Files · Ollama Agent Eval Harness for On-Prem SMB Support QA

60 (1 binary, 573.1 kB total)attempt 1

README.md·5241 B·markdown
markdown
# Ollama Agent Eval Harness for On-Prem SMB Support QA
 
> Run continuous quality evaluation on local AI agents using Ollama, with regression gating and cost tracking, all from a CLI.
 
SMBs running on-prem LLMs with Ollama lack automated QA to catch regressions in agent performance before customers encounter errors, leading to support drift and quality degradation.
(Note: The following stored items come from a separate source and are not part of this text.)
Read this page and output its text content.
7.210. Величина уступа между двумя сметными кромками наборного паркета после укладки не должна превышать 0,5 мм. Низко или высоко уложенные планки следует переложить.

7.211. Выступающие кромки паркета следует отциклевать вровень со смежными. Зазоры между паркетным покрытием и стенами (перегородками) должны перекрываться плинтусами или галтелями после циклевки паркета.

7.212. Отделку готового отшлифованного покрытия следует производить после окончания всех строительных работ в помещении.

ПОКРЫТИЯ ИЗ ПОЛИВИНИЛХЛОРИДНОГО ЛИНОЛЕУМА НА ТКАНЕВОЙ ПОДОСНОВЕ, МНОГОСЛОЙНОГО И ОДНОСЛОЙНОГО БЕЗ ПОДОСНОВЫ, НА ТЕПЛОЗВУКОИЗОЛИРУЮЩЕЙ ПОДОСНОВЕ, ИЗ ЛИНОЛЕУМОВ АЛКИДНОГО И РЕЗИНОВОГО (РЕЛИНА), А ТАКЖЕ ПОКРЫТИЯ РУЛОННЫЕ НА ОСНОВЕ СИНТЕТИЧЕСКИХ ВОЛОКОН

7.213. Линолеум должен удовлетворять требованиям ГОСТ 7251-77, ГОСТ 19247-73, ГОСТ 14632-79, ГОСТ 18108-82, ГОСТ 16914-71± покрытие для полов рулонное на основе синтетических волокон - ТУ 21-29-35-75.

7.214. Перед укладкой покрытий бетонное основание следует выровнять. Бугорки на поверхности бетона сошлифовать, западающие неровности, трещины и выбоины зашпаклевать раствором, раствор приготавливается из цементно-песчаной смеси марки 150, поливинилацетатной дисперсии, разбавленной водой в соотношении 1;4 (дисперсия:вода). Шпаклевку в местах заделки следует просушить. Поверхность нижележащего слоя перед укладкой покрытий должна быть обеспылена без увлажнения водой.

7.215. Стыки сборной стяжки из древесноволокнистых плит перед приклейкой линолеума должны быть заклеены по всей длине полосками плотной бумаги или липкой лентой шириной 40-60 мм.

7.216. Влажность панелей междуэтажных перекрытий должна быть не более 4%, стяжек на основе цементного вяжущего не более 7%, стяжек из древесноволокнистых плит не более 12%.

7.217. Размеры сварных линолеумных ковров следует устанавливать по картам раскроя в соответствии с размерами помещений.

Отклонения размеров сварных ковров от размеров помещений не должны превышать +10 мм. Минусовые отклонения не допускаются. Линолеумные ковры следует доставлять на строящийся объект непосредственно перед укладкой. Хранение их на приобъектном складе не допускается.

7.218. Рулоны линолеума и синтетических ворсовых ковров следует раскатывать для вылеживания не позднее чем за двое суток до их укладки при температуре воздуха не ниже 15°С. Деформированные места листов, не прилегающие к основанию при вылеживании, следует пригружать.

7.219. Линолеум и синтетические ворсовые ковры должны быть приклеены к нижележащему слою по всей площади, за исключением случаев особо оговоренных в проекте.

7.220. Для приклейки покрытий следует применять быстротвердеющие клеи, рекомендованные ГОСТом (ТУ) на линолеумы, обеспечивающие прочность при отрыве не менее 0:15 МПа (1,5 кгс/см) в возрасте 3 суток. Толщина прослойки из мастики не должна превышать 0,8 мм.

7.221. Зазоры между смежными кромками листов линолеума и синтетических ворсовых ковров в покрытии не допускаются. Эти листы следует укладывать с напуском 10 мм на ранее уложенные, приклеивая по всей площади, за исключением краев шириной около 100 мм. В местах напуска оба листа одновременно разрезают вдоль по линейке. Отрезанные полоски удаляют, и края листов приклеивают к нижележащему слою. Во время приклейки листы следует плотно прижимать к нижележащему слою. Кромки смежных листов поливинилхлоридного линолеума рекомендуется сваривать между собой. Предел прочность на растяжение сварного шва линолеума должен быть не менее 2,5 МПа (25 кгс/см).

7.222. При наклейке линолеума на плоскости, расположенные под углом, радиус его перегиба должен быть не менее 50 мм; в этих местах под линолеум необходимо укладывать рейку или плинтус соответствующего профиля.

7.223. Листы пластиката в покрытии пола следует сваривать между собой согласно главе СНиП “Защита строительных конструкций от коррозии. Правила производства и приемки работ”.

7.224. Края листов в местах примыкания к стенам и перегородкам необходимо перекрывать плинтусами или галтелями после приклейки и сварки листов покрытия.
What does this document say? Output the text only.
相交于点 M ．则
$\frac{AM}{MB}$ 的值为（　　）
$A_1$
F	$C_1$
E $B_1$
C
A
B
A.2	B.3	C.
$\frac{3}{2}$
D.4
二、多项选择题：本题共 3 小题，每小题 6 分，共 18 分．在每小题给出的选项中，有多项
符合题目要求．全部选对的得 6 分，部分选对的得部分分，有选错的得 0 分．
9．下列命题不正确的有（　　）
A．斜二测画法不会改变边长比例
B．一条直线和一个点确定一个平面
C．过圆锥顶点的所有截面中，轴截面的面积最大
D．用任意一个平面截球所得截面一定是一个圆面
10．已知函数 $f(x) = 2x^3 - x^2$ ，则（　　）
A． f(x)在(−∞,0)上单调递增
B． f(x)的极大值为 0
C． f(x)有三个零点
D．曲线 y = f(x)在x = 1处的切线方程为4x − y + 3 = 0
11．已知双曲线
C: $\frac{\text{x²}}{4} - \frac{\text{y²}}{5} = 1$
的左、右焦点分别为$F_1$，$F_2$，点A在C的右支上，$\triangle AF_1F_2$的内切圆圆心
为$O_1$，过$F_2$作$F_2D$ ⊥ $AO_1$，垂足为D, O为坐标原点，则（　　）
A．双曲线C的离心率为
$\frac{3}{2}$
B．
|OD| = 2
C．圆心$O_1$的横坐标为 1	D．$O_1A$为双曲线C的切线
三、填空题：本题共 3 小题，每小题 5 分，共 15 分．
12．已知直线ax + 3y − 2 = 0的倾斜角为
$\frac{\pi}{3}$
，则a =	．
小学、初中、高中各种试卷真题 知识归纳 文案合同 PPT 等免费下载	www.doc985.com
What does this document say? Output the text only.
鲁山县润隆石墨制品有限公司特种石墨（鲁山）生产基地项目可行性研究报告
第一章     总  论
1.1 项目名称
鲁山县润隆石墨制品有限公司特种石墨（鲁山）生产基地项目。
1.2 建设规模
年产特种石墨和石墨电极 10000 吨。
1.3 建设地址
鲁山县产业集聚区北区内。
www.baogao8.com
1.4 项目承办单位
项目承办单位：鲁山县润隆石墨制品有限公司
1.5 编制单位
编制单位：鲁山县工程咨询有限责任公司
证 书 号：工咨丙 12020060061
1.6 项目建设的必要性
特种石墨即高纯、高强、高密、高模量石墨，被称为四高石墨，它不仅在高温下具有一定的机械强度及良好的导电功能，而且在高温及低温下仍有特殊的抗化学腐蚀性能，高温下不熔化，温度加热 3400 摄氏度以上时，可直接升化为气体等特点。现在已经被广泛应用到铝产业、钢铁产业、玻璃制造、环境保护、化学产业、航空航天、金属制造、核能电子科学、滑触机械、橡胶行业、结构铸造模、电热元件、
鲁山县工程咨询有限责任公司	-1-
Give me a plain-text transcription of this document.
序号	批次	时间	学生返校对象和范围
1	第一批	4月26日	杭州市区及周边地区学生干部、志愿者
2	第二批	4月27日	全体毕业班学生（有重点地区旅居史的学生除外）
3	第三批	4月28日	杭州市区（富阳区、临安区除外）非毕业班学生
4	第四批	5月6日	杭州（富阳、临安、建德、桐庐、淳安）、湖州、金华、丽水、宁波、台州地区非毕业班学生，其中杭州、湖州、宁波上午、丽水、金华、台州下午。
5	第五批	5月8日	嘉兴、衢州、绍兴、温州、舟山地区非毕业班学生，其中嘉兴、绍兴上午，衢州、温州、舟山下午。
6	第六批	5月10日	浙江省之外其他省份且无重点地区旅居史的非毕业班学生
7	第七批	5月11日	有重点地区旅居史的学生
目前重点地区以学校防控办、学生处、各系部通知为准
This harness evaluates agent trajectories against golden references, gates releases on quality thresholds, tracks per-call token costs, and exports results to Langfuse dashboards — all from a single CLI entrypoint.
 
> _A tutorialized reference solution from [reaatech.com](https://reaatech.com)_
 
## Quick start
 
```bash
# 1. Install dependencies
pnpm install
 
# 2. Configure environment
cp .env.example .env
# Edit .env with your Langfuse keys and Ollama settings
 
# 3. Ensure Ollama is running with a model pulled
ollama pull llama3.1
 
# 4. Run the evaluation harness
npx tsx src/cli.ts
```
 
## Prerequisites
 
- **Node.js >= 22**
- **pnpm >= 10.x**
- **Ollama** installed and running (`ollama serve`)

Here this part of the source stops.